From time to time a nurse would open the door long enough for a few screams and groans to come through. None of them sounded like Patsy, but apparently all of them sounded like Mr. Rawlins’ wife.
“I swear this is the last one,” he said. “Got seven. Don’t know what I’d do if my wife was ever not to make it. Hell, I’m crazy about my kids, but I stay so busy up at the relic factory that I can barely keep their names straight. If my wife was ever to die I’d have to get the neighbors to introduce us. How many you got?
“How ’bout that,” he said when Jim told him the one being delivered would be their first. Mr. Rawlins fished in his pocket, took a printed slip out of his billfold, and wrote something on it with a ball-point pen.
“Here you are,” he said, presenting the slip to Jim. “Good for five antiquing lessons at any of the shops listed on it. You know, antiquing, sort of like relics—teaches you to make your furniture look old. You don’t want to take ’em, probably your missus will. Women get quite a kick out of antiquing. Compliments of Charlie Rawlins.”
Jim was trying unsuccessfully to read
The Philosophy of Literary Form
when the door opened and their doctor came in to congratulate him. He went into the hall. There was no sign of a baby but Patsy was being wheeled down the hall. Her hair was tangled, sweaty at her forehead, and she looked woozy but triumphant.
“Hey,” she said. “It was a David . . . I think I’ll get to see him later.”
“Fine, fine,” Mr. Rawlins said as Jim passed back through the waiting room. “Don’t let him grow up to be no bearded beatnik. We got enough of them. If you’re ever in Longview, stop by and see my factory. Might give you a discount on some of our nice relics.”

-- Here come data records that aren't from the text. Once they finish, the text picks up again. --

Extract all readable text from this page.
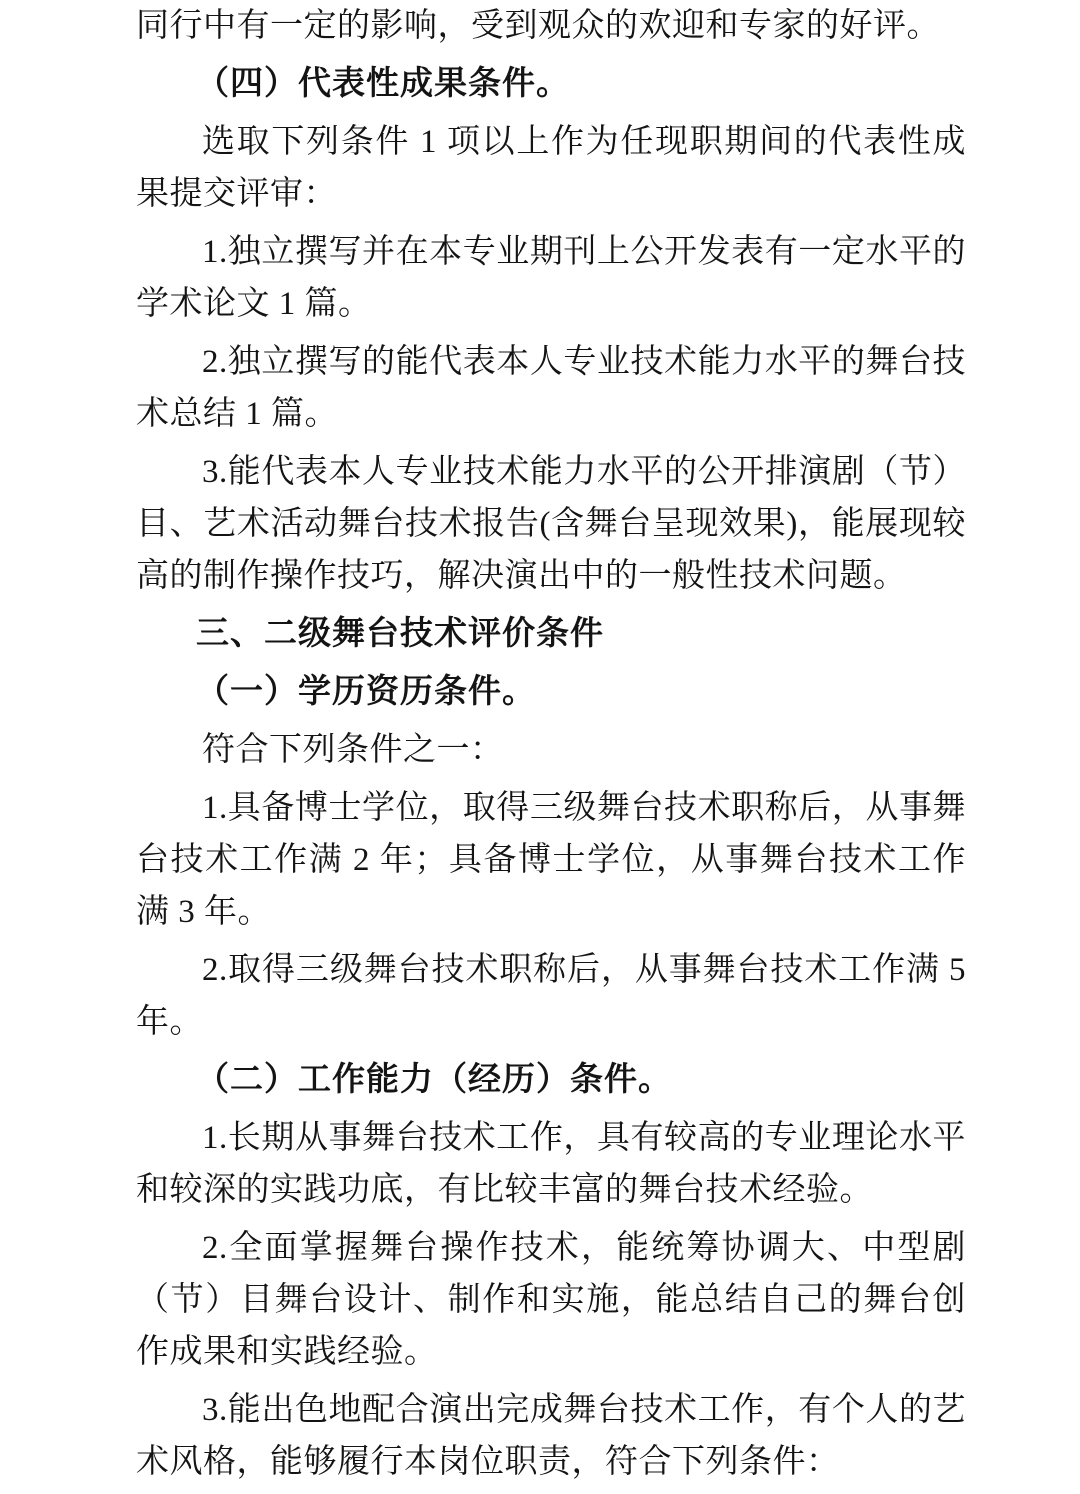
同行中有一定的影响，受到观众的欢迎和专家的好评。

（四）代表性成果条件。

选取下列条件 1 项以上作为任现职期间的代表性成果提交评审：

1.独立撰写并在本专业期刊上公开发表有一定水平的学术论文 1 篇。

2.独立撰写的能代表本人专业技术能力水平的舞台技术总结 1 篇。

3.能代表本人专业技术能力水平的公开排演剧（节）目、艺术活动舞台技术报告(含舞台呈现效果)，能展现较高的制作操作技巧，解决演出中的一般性技术问题。

三、二级舞台技术评价条件

（一）学历资历条件。

符合下列条件之一：

1.具备博士学位，取得三级舞台技术职称后，从事舞台技术工作满 2 年；具备博士学位，从事舞台技术工作满 3 年。

2.取得三级舞台技术职称后，从事舞台技术工作满 5 年。

（二）工作能力（经历）条件。

1.长期从事舞台技术工作，具有较高的专业理论水平和较深的实践功底，有比较丰富的舞台技术经验。

2.全面掌握舞台操作技术，能统筹协调大、中型剧（节）目舞台设计、制作和实施，能总结自己的舞台创作成果和实践经验。

3.能出色地配合演出完成舞台技术工作，有个人的艺术风格，能够履行本岗位职责，符合下列条件：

“I’m afraid he has my capacity for fury,” Patsy said. “Of course you can’t tell it now. Look at him.” Davey, two days old, was at the breast. Patsy had on a bright new robe that Dixie had brought her, and her hair was loose. Jim looked and saw a baby at the breast, a nice sight; but somehow only a slight current of parental emotion flowed in him. He had not yet so much as touched the child and had a certain feeling of anticlimax. He had not been particularly worried, and nothing at all had swept over him at the first sight of his son.